Die Erkenntnisse und Verhaltensregeln beim Reinigen sind bezüglich Bau und Ausrüstung der Anlagen - soweit diese der Maschinenrichtlinie unterliegen - in der europäischen Norm DIN EN 12921 festgehalten. Diese Norm enthält in vier Teilen grundlegende Sicherheitsanforderungen sowie zusätzliche Anforderungen an Anlagen mit wässrigen Lösungen, mit brennbaren Lösungsmitteln und mit Chlorwasserstoffen.
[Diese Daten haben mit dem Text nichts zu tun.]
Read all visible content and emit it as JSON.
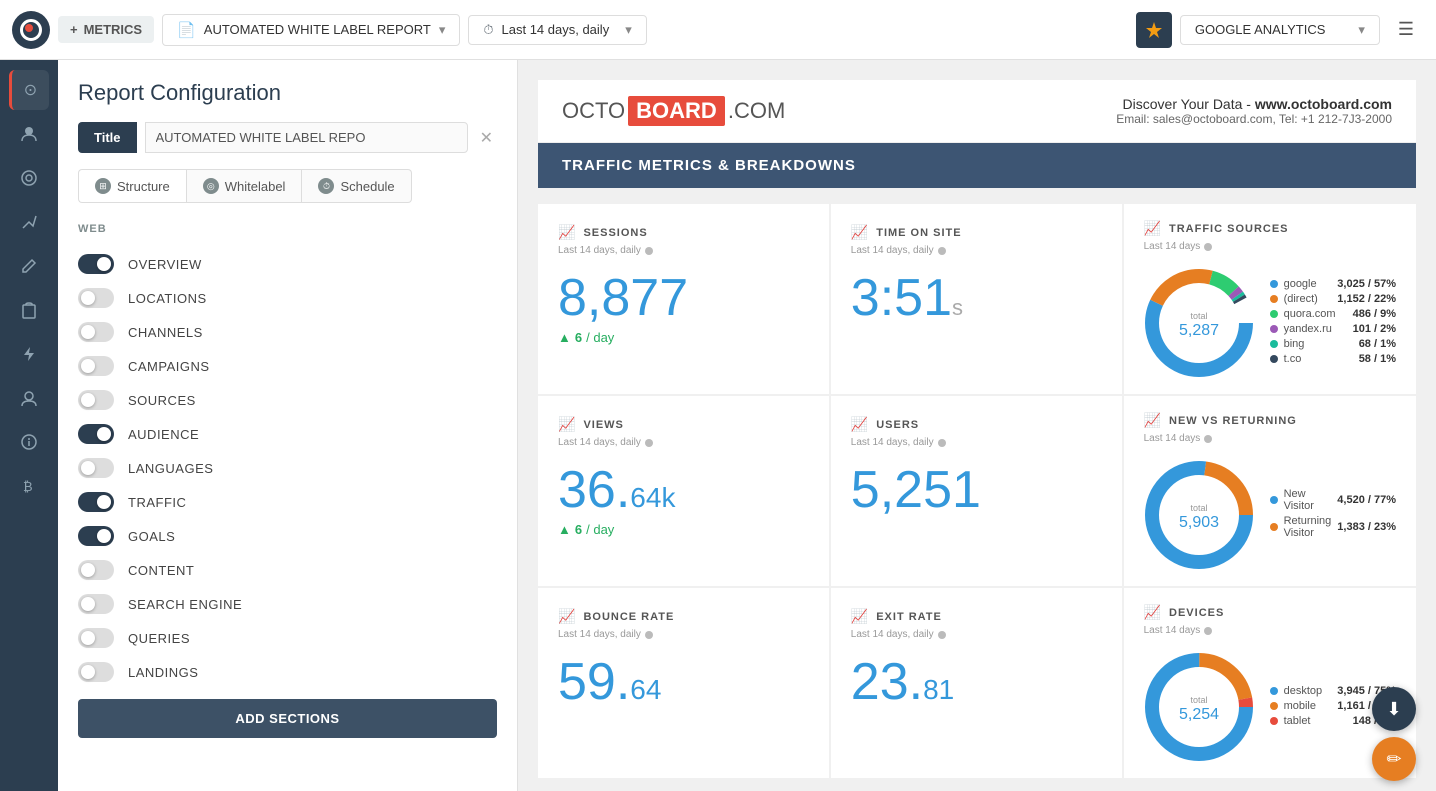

Abgeschlossenes Forschungsprojekt "Zündwirksamkeit von Ultraschall beim Einsatz in explosionsfähigen Gas- und Dampf-Luft-Atmosphären" (Projekt-Nr. FF-FP0303)

Die BGHM hatte sich zusammen mit der DGUV, der BG RCI und Herstellern von Reinigungsanlagen an diesem Forschungsprojekt beteiligt. Ziel des Projektes war eine sicherheitstechnische Neubewertung der potenziellen Zündquelle Ultraschall. Das Projekt wurde 2013 erfolgreich abgeschlossen, der entsprechende Abschlussbericht ist hier beigefügt.

Die Ergebnisse des Forschungsprojektes werden nun als allgemein gültige Regeln in Form von Grenzwerten und sicherheitstechnischen Randbedingungen in das sicherheitstechnische Regelwerk (DGUV Regeln und europäische Normen) einfließen.